Selections of isolated scores including an audio interview with composer Mike Mazzei are available, giving the uncredited writer a chance to discuss his work on the film.

“Manufacturing Midnight – Interview with John A. Russo” (1080p) is 22 minutes and 44 seconds. It’s quite an interesting conversation with the longtime multi-hyphenate who has a lot to say about his work on this feature and his time with Romero.

“Producing Midnight – Interview with Sam Sherman” (1080p) is 10 minutes and 25 seconds. These old New York producer types still tell the best stories.

“The Midnight Killer – Interview with John Amplas” (1080p) is 10 minutes and 37 seconds. Amplas talks about his work on the film and his participation in the PA acting scene.

“Small Favors – Interview with Special Make-Up Effects Artist Tom Savini” (1080p) is 8 minutes and 35 seconds long. The FX vet recalls how he got involved in Russo’s project and what work he did on set.

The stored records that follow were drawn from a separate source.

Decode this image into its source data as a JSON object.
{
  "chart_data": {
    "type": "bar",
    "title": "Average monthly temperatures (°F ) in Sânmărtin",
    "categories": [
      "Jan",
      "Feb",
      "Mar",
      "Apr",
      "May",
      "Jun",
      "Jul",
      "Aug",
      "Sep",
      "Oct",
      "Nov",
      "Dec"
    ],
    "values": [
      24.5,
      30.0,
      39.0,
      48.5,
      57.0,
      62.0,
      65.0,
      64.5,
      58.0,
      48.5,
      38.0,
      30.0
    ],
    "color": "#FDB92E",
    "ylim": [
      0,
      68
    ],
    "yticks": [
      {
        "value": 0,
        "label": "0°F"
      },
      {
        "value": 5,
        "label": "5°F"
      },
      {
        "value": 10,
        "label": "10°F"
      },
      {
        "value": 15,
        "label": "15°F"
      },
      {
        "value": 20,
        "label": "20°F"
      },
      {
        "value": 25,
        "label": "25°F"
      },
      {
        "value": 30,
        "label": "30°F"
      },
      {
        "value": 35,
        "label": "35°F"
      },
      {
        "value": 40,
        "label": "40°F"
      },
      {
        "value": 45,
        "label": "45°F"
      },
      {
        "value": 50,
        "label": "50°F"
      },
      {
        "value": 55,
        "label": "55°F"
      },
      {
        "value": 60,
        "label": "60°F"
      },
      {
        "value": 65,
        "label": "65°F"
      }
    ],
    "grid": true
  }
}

“Alternate title card for Backwoods Massacre” (1080p) is 15 seconds long.

A trailer (1080p) lasts 3 minutes and 33 seconds.

A radio spot lasts 1 minute.

Special Features:

  • Interview with writer/director John Russo
  • Interview with producer Samuel M. Sherman
  • Interview with actor John Amplas
  • Interview with SFX artist Tom Savini
  • Trailer
  • More to be confirmed
  • SDH English subtitles optional for main feature

  • Midnight

  • Special features


Charming despite its many flaws, Russo’s fringe cult hit is best recommended to fans of DIY regional horror and perhaps those who also love George Romero’s early career. Severin’s record is still a winner, with excellent a/v quality and a handful of interesting interviews.